The World Health Organization and others make clear that the approach to NCD prevention must focus not on individuals but on the physical environment. This includes attractive, safe, and convenient options for purposive physical activity. What this means is good conditions for walking and cycling to necessary destinations such as schools, workplaces, and shops. It also includes policies to reduce the availability and attractiveness of high-calorie, low-nutrition foods such as soft drinks, fast food, and junk food, while increasing the availability and affordability of healthy foods, particularly fresh fruits and vegetables, whole grains, and legumes (dal, beans). It also includes measures to reduce the availability and attractiveness of tobacco and alcohol, for instance by banning all forms of promotion and advertising, reducing the venues where they can be consumed, and improving labelling of products.

How much of this is practical for a country like Bangladesh facing a dual epidemic of communicable and non-communicable disease? It is not only practical but absolutely essential. Already Bangladesh has passed a comprehensive tobacco control law that eliminated virtually all tobacco advertising, mandated many public places as smoke-free, and greatly if not sufficiently improved the labelling of cigarette packs. Alcohol is not a major contributor to NCDs in Bangladesh. Little has been done yet in terms of food, but the potential is great in terms of efforts to preserve existing bazaars and mobile vendors of fruits and vegetables, and to limit promotion of unhealthy foods and their availability in different institutions, as well as to mandate a tax scheme to reward producers and distributors of fresh fruits and vegetables and penalize those dealing in disease-causing foods and beverages.
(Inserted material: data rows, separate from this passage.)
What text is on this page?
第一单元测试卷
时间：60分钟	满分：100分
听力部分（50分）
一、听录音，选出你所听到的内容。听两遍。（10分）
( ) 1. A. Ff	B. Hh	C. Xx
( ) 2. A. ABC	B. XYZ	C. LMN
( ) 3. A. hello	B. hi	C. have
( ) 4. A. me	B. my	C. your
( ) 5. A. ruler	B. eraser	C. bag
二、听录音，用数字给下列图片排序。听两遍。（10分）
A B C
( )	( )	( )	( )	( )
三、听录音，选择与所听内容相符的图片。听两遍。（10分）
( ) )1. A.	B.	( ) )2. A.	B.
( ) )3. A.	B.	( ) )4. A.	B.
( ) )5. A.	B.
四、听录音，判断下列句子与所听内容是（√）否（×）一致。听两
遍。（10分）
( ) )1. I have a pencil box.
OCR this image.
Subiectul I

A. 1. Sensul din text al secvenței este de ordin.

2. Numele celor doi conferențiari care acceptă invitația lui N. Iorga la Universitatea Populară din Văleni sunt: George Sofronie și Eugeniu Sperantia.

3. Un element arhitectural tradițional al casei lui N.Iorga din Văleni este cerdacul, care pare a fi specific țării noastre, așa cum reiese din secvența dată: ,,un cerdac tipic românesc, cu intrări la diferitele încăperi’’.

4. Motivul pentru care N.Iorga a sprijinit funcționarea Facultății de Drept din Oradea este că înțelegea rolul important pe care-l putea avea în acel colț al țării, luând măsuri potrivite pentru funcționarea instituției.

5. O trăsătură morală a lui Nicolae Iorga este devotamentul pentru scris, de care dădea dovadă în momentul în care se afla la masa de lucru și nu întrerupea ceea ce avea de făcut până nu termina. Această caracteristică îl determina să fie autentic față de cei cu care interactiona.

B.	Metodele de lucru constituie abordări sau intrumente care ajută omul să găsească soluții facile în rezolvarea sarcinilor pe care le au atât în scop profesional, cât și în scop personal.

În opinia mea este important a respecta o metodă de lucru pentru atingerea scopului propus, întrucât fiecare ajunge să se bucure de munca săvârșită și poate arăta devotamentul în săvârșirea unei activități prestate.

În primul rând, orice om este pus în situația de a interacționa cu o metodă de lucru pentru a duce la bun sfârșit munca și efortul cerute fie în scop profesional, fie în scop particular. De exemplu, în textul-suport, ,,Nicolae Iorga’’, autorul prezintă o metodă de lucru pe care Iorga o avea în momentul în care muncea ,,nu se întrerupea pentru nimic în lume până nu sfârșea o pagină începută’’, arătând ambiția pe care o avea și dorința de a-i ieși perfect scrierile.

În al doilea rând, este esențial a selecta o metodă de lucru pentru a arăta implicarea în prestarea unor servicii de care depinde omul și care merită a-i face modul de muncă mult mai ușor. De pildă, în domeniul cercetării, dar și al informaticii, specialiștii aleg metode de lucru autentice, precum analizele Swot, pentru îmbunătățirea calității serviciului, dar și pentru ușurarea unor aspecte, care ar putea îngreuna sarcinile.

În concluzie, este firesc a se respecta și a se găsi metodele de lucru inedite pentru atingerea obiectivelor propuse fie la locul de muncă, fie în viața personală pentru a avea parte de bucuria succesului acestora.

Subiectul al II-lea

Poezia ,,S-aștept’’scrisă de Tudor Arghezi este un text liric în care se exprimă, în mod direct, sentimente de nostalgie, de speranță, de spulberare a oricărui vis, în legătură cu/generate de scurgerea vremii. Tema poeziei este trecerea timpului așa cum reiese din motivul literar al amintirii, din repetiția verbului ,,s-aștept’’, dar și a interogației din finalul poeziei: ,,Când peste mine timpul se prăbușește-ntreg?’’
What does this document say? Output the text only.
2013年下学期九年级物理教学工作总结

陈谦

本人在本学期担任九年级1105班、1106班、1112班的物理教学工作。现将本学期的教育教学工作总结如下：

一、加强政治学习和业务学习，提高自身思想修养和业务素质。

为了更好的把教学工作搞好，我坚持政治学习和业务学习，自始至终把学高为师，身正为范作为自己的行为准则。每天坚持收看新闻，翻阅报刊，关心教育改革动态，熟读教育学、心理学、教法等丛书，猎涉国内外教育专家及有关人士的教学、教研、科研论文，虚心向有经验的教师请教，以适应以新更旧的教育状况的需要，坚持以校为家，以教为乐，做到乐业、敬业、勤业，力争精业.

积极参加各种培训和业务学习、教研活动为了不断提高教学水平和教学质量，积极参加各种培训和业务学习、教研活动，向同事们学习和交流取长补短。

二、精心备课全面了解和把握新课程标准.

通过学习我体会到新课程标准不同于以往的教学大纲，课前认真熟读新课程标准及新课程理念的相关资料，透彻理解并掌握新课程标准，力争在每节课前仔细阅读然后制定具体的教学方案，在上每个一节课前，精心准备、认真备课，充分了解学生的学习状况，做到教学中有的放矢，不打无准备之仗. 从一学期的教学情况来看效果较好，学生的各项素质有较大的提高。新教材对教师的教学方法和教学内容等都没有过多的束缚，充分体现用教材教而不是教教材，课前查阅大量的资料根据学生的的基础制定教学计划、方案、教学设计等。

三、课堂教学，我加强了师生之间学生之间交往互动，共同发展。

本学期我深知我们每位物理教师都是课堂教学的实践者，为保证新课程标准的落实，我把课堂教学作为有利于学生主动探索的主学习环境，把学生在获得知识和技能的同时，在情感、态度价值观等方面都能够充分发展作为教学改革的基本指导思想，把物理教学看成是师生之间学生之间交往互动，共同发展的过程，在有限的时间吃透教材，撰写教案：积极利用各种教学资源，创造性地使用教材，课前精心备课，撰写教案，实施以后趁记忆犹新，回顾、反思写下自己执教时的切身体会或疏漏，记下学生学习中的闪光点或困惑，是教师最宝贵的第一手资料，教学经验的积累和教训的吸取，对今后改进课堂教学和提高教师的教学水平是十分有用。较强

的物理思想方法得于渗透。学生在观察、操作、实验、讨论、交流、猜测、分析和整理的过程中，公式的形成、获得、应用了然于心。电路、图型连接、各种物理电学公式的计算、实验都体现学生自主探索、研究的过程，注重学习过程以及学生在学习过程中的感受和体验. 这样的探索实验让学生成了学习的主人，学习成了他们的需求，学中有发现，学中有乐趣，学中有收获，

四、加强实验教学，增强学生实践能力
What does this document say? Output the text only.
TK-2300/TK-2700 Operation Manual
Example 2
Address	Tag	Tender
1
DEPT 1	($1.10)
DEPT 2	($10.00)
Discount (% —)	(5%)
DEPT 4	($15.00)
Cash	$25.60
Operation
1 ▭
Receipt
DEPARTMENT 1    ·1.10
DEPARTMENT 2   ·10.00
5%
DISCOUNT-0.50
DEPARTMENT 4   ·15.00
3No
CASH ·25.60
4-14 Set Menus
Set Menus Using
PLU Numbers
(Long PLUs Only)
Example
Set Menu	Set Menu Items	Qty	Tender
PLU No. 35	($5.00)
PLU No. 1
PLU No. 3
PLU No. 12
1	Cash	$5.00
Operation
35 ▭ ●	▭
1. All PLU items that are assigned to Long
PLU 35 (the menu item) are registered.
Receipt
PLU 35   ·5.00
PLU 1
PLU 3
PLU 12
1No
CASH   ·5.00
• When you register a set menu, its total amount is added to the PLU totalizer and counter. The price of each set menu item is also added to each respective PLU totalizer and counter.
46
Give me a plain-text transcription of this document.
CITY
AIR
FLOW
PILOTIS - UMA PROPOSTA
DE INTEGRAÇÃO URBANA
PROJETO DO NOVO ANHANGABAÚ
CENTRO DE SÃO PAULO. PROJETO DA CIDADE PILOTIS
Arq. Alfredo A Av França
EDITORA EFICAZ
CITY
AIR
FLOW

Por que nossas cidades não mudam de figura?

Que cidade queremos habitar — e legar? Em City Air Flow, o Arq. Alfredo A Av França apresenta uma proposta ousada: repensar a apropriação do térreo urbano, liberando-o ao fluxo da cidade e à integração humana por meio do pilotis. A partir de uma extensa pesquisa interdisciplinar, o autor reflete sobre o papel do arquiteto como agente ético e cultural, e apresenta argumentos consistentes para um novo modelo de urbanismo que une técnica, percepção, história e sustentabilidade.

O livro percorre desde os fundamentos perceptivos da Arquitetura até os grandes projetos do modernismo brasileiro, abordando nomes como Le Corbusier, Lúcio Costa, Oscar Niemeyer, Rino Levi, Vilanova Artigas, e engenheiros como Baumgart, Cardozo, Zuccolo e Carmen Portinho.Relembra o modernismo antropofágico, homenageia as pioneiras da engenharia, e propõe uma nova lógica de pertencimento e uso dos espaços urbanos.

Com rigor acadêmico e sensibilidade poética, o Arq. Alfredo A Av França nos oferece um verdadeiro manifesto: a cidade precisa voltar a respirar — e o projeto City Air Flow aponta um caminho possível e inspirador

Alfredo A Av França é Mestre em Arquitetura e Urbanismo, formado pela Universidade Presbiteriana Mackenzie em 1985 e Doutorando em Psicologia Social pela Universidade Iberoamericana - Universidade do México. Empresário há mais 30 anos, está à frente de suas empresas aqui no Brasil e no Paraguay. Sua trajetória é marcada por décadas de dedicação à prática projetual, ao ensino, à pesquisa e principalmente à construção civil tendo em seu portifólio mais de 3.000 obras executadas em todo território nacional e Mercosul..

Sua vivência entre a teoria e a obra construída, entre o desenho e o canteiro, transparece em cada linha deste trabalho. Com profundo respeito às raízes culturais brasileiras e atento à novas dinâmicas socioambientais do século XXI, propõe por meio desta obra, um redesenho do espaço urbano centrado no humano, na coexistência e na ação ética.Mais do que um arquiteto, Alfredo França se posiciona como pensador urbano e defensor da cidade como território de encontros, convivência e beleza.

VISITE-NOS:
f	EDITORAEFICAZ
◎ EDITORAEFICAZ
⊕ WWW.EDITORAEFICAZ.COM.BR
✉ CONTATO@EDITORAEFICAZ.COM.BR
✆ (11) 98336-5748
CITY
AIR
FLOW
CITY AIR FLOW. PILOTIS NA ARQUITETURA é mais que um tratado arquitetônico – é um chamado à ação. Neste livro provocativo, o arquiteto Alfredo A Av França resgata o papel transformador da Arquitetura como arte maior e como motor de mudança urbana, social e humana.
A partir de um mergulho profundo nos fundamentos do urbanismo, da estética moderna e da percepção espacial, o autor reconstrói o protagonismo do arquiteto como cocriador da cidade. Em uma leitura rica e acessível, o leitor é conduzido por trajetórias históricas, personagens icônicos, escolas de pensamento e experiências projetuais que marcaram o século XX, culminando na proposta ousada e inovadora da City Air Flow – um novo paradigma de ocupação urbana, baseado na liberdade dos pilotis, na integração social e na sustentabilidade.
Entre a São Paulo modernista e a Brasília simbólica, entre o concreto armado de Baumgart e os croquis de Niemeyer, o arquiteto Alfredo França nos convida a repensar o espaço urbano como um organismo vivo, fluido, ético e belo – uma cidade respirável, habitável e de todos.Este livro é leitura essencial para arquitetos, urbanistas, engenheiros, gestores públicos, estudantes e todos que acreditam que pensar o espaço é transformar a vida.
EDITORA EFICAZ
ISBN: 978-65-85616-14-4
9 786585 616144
We have also made much progress in Bangladesh in terms of purposive physical activity, though far more remains to be done. As is typical in low-income countries, too much money is spent on infrastructure for the car (despite very low rates of car ownership) and far too little on non-motorized transports, despite their being the dominant mode. Since most trips in cities are made on foot already, there is vast potential to improve the walking environment and thus make walking safer and more attractive. WBB has carried out an important study on walkability in Dhaka which provides concrete recommendations on ways to improve the situation. Initiatives have recently begun to promote cycling in Dhaka. And ongoing efforts to protect parks and public spaces from encroachment have helped ensure that people have access to possibilities for active outdoor recreation.

The right of patients to affordable, quality care absolutely must be ensured. Ensuring that right will be easier if there are fewer people seeking such care due to an overall decrease in NCDs. People would also benefit from remaining healthy rather than being forced to seek care. Fortunately, the changes needed to create an environment that makes the healthy choices the easy choices are within reach and would have the additional benefit of reducing other critical problems such as traffic congestion, pollution, and high spending by individuals and the nation on transport. Support to local farmers to provide fresh produce to local schools and other institutions would help address poverty reduction goals. Preservation and expansion of public places including parks and playing fields would make our cities more liveable. The opportunities are too important to let slip by. With all the current concern about NCDs, we absolutely must face up to the challenge in the most sensible, rational way possible: by creating better environments that allow our citizens to enjoy healthier, better lives free of disease.